EPA Issues Healthy Indoor Environment Guidelines

November 18, 2011

Healthy Indoor Environment Protocols for Home Energy Upgrades has been issued by the Environmental Protection Agency. The document is designed to provide guidance the home energy industry the ability to identify, manage, and reduce health risks during home energy upgrades, retrofits or remodeling.

"These protocols will help the home energy retrofit industry deliver high quality work while protecting the health of families," says Gina McCarthy, EPA assistant administrator for the Office of Air and Radiation. "Homeowners, occupants, and the energy services industry will benefit greatly from this simple and clear guidance for addressing critical indoor air quality risks during home energy upgrades. Following these protocols will help families save money on utilities while safeguarding their health.”

The guidelines are said to provide a step-by-step process for conducting assessments to evaluate indoor air conditions and the potential for risks that may arise during residential energy upgrades. The protocols include recommended minimum specifications and best practices to maintain or improve indoor air quality.
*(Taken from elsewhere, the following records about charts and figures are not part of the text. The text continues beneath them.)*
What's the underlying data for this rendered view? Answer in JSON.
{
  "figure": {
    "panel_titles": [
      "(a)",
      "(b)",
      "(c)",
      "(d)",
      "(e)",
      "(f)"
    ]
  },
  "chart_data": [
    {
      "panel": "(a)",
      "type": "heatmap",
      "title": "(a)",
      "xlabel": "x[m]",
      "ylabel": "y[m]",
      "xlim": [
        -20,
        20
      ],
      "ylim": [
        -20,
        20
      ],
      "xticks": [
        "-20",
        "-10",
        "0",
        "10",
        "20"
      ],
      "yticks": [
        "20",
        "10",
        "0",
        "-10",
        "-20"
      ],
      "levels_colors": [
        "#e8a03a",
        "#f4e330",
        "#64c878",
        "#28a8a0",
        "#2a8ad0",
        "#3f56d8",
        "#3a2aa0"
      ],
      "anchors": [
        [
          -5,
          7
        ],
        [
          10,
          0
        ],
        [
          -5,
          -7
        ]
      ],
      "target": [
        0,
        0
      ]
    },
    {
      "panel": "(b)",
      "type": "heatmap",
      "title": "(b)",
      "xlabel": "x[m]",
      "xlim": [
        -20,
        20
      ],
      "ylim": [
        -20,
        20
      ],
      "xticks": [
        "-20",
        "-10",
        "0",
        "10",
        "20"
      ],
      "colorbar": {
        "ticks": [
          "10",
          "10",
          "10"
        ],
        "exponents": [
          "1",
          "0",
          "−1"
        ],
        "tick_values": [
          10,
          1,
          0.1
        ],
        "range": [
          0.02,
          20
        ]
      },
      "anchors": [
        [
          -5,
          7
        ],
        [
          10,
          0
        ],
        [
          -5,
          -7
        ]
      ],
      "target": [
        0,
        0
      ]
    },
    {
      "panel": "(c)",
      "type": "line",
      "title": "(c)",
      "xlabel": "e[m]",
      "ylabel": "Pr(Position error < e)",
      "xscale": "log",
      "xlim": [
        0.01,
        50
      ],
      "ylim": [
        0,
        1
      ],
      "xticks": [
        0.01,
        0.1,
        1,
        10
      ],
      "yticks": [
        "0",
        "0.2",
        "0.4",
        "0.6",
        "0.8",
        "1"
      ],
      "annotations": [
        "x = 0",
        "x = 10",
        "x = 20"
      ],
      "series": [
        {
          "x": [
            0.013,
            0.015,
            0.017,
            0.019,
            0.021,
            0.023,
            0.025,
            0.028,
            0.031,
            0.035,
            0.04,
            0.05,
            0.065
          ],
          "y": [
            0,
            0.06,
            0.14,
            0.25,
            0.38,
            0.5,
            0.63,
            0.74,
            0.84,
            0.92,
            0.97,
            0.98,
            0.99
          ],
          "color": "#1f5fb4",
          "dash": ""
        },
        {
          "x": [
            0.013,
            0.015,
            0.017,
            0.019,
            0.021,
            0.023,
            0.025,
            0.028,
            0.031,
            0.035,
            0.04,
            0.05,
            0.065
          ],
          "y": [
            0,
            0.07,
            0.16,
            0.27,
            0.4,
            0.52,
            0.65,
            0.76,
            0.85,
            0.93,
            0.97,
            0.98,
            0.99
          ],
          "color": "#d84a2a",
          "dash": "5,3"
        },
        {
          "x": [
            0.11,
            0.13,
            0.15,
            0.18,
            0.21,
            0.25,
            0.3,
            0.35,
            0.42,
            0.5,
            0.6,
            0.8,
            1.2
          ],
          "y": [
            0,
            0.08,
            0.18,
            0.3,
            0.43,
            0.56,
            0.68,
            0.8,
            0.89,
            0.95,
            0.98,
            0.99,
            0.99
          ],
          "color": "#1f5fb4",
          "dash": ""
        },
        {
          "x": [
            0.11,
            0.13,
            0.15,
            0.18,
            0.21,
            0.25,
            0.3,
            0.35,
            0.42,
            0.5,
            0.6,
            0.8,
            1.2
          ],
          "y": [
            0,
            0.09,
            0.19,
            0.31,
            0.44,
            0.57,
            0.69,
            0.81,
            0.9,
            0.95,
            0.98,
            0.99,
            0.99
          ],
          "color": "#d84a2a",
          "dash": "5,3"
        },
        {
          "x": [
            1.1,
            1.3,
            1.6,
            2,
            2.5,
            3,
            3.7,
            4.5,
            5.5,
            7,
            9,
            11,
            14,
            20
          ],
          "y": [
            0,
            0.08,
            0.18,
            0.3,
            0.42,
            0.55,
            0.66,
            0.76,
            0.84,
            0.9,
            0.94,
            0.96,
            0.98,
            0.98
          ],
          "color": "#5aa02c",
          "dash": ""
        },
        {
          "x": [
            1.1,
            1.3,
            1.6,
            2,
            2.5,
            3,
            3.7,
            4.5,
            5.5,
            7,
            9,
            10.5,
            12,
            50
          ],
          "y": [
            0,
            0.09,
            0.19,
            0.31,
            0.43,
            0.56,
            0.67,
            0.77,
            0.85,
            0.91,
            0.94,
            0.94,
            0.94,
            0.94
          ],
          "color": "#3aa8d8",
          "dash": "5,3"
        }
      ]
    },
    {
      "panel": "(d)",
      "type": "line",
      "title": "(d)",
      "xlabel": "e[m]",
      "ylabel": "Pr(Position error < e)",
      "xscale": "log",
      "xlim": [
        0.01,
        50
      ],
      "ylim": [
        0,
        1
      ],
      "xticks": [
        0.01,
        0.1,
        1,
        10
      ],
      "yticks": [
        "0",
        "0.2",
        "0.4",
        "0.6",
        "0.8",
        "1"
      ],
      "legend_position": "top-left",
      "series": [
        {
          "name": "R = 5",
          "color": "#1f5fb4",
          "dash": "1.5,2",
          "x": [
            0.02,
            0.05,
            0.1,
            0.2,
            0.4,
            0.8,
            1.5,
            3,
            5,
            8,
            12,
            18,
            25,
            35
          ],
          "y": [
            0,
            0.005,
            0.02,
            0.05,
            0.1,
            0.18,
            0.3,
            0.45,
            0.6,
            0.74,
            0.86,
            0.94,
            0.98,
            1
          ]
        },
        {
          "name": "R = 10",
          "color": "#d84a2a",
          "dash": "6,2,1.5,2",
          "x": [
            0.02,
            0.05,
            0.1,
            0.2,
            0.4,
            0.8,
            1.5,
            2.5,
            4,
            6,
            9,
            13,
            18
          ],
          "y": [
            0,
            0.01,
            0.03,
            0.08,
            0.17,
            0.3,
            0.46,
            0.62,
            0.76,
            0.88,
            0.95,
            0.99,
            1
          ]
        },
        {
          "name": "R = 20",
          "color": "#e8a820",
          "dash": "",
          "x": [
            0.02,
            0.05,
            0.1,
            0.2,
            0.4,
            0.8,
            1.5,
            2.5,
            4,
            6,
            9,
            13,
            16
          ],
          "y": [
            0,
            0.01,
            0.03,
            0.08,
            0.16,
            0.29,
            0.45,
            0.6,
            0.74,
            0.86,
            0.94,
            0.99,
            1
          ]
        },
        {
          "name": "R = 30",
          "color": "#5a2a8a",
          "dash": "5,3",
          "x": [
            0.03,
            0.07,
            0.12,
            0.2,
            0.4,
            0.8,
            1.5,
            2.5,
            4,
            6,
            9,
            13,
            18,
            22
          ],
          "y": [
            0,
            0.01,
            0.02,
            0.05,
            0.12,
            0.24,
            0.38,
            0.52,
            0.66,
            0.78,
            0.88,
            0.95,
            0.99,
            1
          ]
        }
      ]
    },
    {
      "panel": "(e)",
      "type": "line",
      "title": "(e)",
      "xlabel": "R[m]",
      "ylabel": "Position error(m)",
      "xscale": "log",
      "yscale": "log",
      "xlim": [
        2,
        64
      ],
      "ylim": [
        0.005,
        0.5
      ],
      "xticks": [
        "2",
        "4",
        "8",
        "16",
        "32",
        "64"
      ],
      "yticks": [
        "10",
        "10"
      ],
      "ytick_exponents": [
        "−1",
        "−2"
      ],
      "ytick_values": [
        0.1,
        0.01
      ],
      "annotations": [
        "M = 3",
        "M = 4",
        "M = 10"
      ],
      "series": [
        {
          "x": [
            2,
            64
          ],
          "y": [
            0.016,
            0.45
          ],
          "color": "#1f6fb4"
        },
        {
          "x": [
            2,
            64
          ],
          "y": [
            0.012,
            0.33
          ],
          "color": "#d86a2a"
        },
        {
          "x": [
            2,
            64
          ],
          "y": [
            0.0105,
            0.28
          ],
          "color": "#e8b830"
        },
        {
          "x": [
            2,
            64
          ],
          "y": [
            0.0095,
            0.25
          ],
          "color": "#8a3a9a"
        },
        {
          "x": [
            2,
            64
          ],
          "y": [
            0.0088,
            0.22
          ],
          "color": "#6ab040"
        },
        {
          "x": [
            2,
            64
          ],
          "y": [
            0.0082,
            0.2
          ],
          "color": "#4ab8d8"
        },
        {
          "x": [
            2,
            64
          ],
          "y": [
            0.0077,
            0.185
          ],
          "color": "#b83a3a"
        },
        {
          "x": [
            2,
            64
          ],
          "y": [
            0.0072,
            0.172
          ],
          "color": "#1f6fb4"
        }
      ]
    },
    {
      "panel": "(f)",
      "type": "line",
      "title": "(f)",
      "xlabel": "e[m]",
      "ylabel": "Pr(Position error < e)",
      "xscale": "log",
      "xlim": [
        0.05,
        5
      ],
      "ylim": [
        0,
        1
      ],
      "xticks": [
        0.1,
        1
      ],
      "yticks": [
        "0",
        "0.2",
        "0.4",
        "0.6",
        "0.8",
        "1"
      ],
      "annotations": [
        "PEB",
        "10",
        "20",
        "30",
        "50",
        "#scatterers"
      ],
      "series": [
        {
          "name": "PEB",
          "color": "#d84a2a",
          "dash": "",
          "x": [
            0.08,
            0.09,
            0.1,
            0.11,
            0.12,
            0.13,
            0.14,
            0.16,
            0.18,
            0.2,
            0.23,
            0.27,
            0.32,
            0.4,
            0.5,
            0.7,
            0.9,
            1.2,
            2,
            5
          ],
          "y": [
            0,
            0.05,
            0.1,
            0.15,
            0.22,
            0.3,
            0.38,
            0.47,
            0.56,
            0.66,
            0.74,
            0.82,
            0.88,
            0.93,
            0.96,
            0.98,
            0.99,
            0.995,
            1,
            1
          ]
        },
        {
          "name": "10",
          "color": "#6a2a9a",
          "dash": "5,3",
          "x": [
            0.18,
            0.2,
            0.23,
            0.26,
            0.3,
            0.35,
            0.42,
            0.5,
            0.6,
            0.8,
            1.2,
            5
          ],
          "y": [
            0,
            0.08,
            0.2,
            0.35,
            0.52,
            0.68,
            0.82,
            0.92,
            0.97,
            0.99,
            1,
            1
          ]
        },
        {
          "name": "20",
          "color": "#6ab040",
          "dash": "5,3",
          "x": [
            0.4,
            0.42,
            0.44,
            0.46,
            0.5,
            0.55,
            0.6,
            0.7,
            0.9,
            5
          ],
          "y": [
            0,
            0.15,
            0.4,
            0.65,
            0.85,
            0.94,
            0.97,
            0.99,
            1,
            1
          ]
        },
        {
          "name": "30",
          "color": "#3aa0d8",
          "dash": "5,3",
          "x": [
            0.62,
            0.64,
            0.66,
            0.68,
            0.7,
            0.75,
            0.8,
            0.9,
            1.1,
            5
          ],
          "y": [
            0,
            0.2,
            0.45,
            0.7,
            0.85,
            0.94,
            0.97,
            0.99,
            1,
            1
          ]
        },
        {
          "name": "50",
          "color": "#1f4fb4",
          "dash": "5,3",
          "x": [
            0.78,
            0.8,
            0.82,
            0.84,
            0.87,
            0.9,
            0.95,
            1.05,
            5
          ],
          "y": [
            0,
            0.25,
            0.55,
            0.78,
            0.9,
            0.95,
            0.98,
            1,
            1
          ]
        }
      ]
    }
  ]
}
The protocols serve as a companion document to the U.S. Department of Energy’s Guidelines for Home Energy Professionals. The DOE guidelines, developed as part of the Obama Administration's Recovery through Retrofit initiative, are intended to foster the growth of a skilled work force that will increase the homeowner’s confidence in the retrofit industry and increase the demand for home energy retrofits. Together, the DOE guidelines and EPA protocols will help facilitate increased home energy efficiency, improve the quality of work performed and provide healthier homes for America, government officials state.